Compressor question

Posted by Delphinus 
Compressor question
October 17, 2011 03:09PM
Hi All:
First, thanks for all your great help in the past. I do not use Compressor that often and when I do I usually forget one step. You may be able to help. I am basically trying to compress an 83 minute (23.71GB) film down to make a DVD master. I performed this task successfully months ago, but I think I forgot one step.
When I open Compressor, I bring the movie into the Submit box, where it shows up in the tiny screen in the upper left. I then open the DVD Best Quality 90 minute - 4:3 folder and drag all three elements into the Submit box (AIFF 48/16, Dolby 2.0, and MPEG-2). I then hit Submit and I get the dropdown "Name, Cluster, Priority" designators. I hit Submit, but all I get in my Harddrive is the AIFF file and the m2v file seperately. Shouldn't I be getting one file with both the mpeg-2 and aiff (and Dolby) in it?
Re: Compressor question
October 17, 2011 03:56PM
Nope. You should get three files. One for each setting. You don't really need the AIFF file though.
The Dolby ac3 will be your audio file. If you are using DVDStudio Pro you drag both the m2v and the ac3 into the sources window and add them both to a track.

ak
Sleeplings, AWAKE!
Re: Compressor question
October 17, 2011 06:21PM
Andrew:
What I am trying to do is compress this movie into a small enough file to burn a DVD on Toast Titanium, not directly to Studio Pro. Toast Titanium does not accept more than one file in burning a single DVD project. I need a good quality file small enough to fit on a DVD-R with audio. Any suggestions?
Stan
Re: Compressor question
October 18, 2011 07:00AM
Never used Toast. There must be a list of file formats it accepts, somewhere.

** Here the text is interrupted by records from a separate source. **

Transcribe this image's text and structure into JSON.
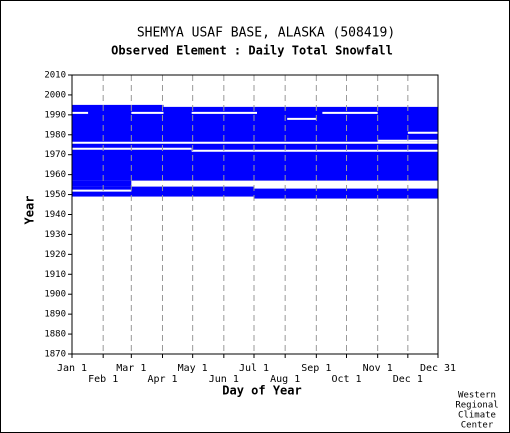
{
  "chart_data": {
    "type": "availability",
    "title": "SHEMYA USAF BASE, ALASKA   (508419)",
    "subtitle": "Observed Element : Daily Total Snowfall",
    "x_label": "Day of Year",
    "y_label": "Year",
    "credit": [
      "Western",
      "Regional",
      "Climate",
      "Center"
    ],
    "color": "#0000ff",
    "grid": true,
    "xlim": [
      1,
      365
    ],
    "ylim": [
      1870,
      2010
    ],
    "xticks": [
      {
        "value": 1,
        "label": "Jan 1"
      },
      {
        "value": 32,
        "label": "Feb 1"
      },
      {
        "value": 60,
        "label": "Mar 1"
      },
      {
        "value": 91,
        "label": "Apr 1"
      },
      {
        "value": 121,
        "label": "May 1"
      },
      {
        "value": 152,
        "label": "Jun 1"
      },
      {
        "value": 182,
        "label": "Jul 1"
      },
      {
        "value": 213,
        "label": "Aug 1"
      },
      {
        "value": 244,
        "label": "Sep 1"
      },
      {
        "value": 274,
        "label": "Oct 1"
      },
      {
        "value": 305,
        "label": "Nov 1"
      },
      {
        "value": 335,
        "label": "Dec 1"
      },
      {
        "value": 365,
        "label": "Dec 31"
      }
    ],
    "yticks": [
      1870,
      1880,
      1890,
      1900,
      1910,
      1920,
      1930,
      1940,
      1950,
      1960,
      1970,
      1980,
      1990,
      2000,
      2010
    ],
    "blocks": [
      {
        "x": [
          1,
          92
        ],
        "y": [
          1957,
          1995
        ]
      },
      {
        "x": [
          92,
          365
        ],
        "y": [
          1957,
          1994
        ]
      },
      {
        "x": [
          1,
          182
        ],
        "y": [
          1949,
          1954
        ]
      },
      {
        "x": [
          182,
          365
        ],
        "y": [
          1948,
          1953
        ]
      },
      {
        "x": [
          1,
          60
        ],
        "y": [
          1954,
          1957
        ]
      }
    ],
    "gaps": [
      {
        "x": [
          1,
          365
        ],
        "y": 1976
      },
      {
        "x": [
          1,
          120
        ],
        "y": 1973
      },
      {
        "x": [
          120,
          365
        ],
        "y": 1972
      },
      {
        "x": [
          1,
          17
        ],
        "y": 1991
      },
      {
        "x": [
          60,
          92
        ],
        "y": 1991
      },
      {
        "x": [
          120,
          185
        ],
        "y": 1991
      },
      {
        "x": [
          250,
          305
        ],
        "y": 1991
      },
      {
        "x": [
          215,
          244
        ],
        "y": 1988
      },
      {
        "x": [
          335,
          365
        ],
        "y": 1981
      },
      {
        "x": [
          305,
          365
        ],
        "y": 1977
      },
      {
        "x": [
          1,
          60
        ],
        "y": 1952
      }
    ]
  }
}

Either Toast does it's own compressing to MPEG2 behind the scenes like iDVD in which case you throw your big movie at at and hope for the best, or you have to turn it into some kind of MPEG2 file muxed with audio. Either way you'll need to know what format it will accept.

UNLESS you don't want a playable DVD that will work in DVD players but instead want to make a DATA DVD that has a quicktime on it. In that case turn the movie into an H.264 using Compressor or whatever you want to use.

ak
Sleeplings, AWAKE!
Re: Compressor question
October 18, 2011 07:08AM
Toast does its own DVD compression.



www.strypesinpost.com
Re: Compressor question
October 18, 2011 12:31PM
OK, I'm thoroughly embarrased. Someone put printable CDs into our printable DVD rack, which is why I kept getting a notice that we needed 9 disks to do the burn. I just discovered this, and the problem is resolved. Thank you.